Tankstellenräuber muss ins Gefängnis

Das Landgericht Trier hat einen 37-Jährigen am Donnerstag wegen schwerer räuberischer Erpressung in einem minder schweren Fall zu einer Freiheitsstrafe von drei Jahren und drei Monaten verurteilt. Der arbeitslose, alkoholabhängige Mann hatte im September 2012 eine Tankstelle in Bitburg überfallen.

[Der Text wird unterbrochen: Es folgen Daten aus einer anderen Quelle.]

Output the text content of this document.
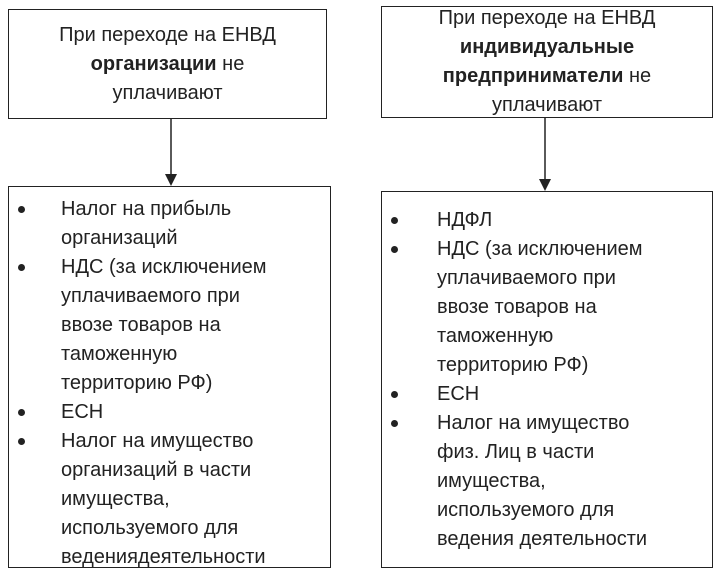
При переходе на ЕНВД

организации не

уплачивают

При переходе на ЕНВД

индивидуальные

предприниматели не

уплачивают

Налог на прибыль
организаций
НДС (за исключением
уплачиваемого при
ввозе товаров на
таможенную
территорию РФ)
ЕСН
Налог на имущество
организаций в части
имущества,
используемого для
ведениядеятельности
НДФЛ
НДС (за исключением
уплачиваемого при
ввозе товаров на
таможенную
территорию РФ)
ЕСН
Налог на имущество
физ. Лиц в части
имущества,
используемого для
ведения деятельности
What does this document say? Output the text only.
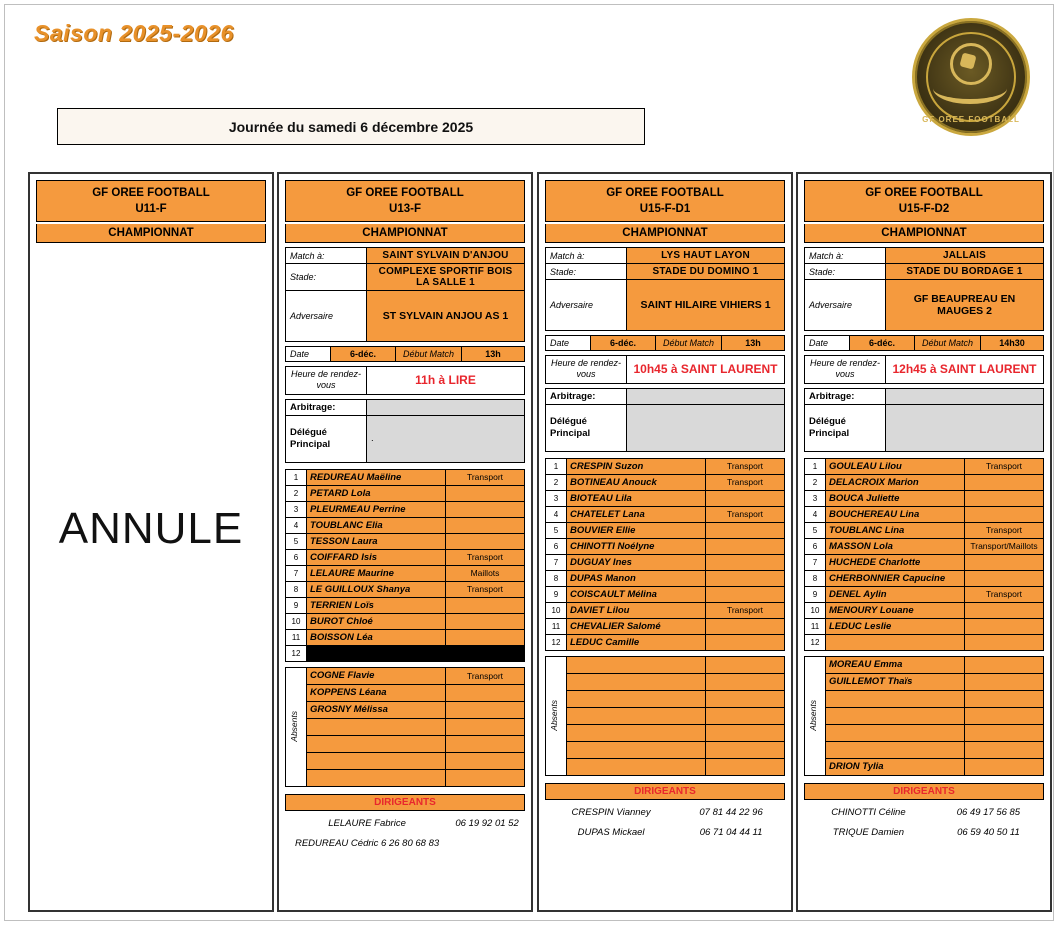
Saison 2025-2026
GF OREE FOOTBALL
Journée du samedi 6 décembre 2025
GF OREE FOOTBALL
U11-F
CHAMPIONNAT
ANNULE
GF OREE FOOTBALL
U13-F
CHAMPIONNAT
Match à:	SAINT SYLVAIN D'ANJOU
Stade:	COMPLEXE SPORTIF BOIS LA SALLE 1
Adversaire	ST SYLVAIN ANJOU AS 1
Date	6-déc.	Début Match	13h
Heure de rendez-vous	11h à LIRE
Arbitrage:	
Délégué Principal	.
1	REDUREAU Maëline	Transport
2	PETARD Lola	
3	PLEURMEAU Perrine	
4	TOUBLANC Elia	
5	TESSON Laura	
6	COIFFARD Isis	Transport
7	LELAURE Maurine	Maillots
8	LE GUILLOUX Shanya	Transport
9	TERRIEN Loïs	
10	BUROT Chloé	
11	BOISSON Léa	
12		
Absents	COGNE Flavie	Transport
	KOPPENS Léana	
	GROSNY Mélissa	

DIRIGEANTS
LELAURE Fabrice	06 19 92 01 52
REDUREAU Cédric 6 26 80 68 83	
GF OREE FOOTBALL
U15-F-D1
CHAMPIONNAT
Match à:	LYS HAUT LAYON
Stade:	STADE DU DOMINO 1
Adversaire	SAINT HILAIRE VIHIERS 1
Date	6-déc.	Début Match	13h
Heure de rendez-vous	10h45 à SAINT LAURENT
Arbitrage:	
Délégué Principal	
1	CRESPIN Suzon	Transport
2	BOTINEAU Anouck	Transport
3	BIOTEAU Lila	
4	CHATELET Lana	Transport
5	BOUVIER Ellie	
6	CHINOTTI Noélyne	
7	DUGUAY Ines	
8	DUPAS Manon	
9	COISCAULT Mélina	
10	DAVIET Lilou	Transport
11	CHEVALIER Salomé	
12	LEDUC Camille	
Absents		

DIRIGEANTS
CRESPIN Vianney	07 81 44 22 96
DUPAS Mickael	06 71 04 44 11
GF OREE FOOTBALL
U15-F-D2
CHAMPIONNAT
Match à:	JALLAIS
Stade:	STADE DU BORDAGE 1
Adversaire	GF BEAUPREAU EN MAUGES 2
Date	6-déc.	Début Match	14h30
Heure de rendez-vous	12h45 à SAINT LAURENT
Arbitrage:	
Délégué Principal	
1	GOULEAU Lilou	Transport
2	DELACROIX Marion	
3	BOUCA Juliette	
4	BOUCHEREAU Lina	
5	TOUBLANC Lina	Transport
6	MASSON Lola	Transport/Maillots
7	HUCHEDE Charlotte	
8	CHERBONNIER Capucine	
9	DENEL Aylin	Transport
10	MENOURY Louane	
11	LEDUC Leslie	
12		
Absents	MOREAU Emma	
	GUILLEMOT Thaïs	

	DRION Tylia	
DIRIGEANTS
CHINOTTI Céline	06 49 17 56 85
TRIQUE Damien	06 59 40 50 11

(neb) Mehr als zwei Promille hatte die Blutalkoholkonzentration des Angeklagten betragen, als er vergangenes Jahr an einem Sonntagabend dem Kassierer einer Tankstelle in Bitburg einen orientalischen Brieföffner in Form eines Dolches entgegenhielt und Geld forderte. Er habe die Tat nicht geplant gehabt, beteuerte der 37-Jährige heute im Prozess vor dem Trierer Landgericht. Er habe den ganzen Tag über Alkohol zu sich genommen und sich am Nachmittag auf einem Flohmarkt in Bitburg den Brieföffner gekauft, weil er ihm gefallen habe. Als er dann gegen Abend an der Tankstelle ein Bier und Zigaretten kaufen wollte, habe er plötzlich die Kontrolle verloren. Eine Version, die ihm das Gericht abnahm: Immerhin war der Mann nicht maskiert und als regelmäßiger Kunde der Tankstelle dem Kassierer auch bekannt. Und auch als er den Tatort mit etwa 1200 Euro in einer Plastiktüte verließ, spazierte er ohne Eile gemütlich Richtung Edeka davon. Dort wurde er von einem Zeugen aufgehalten und ließ sich von diesem ohne Gegenwehr wieder zur Tankstelle zurückführen, wo er sich zugleich bei dem Kassierer entschuldigte. Die dilettantische Tatausführung, das Geständnis des Angeklagten, die Tatsache, dass er bislang nicht vorbestraft war, und dass sein Opfer vor Gericht angab, unter keinerlei Spätfolgen der Tat zu leiden, veranlassten das Gericht dazu, von einem minder schweren Fall der räuberischen Erpressung auszugehen und den Angeklagten zu einer Freiheitsstrafe von drei Jahren und drei Monaten zu verurteilen. Sowohl die Staatsanwaltschaft als auch die Verteidigung erklärten Rechtsmittelverzicht: Das Urteil ist damit rechtskräftig.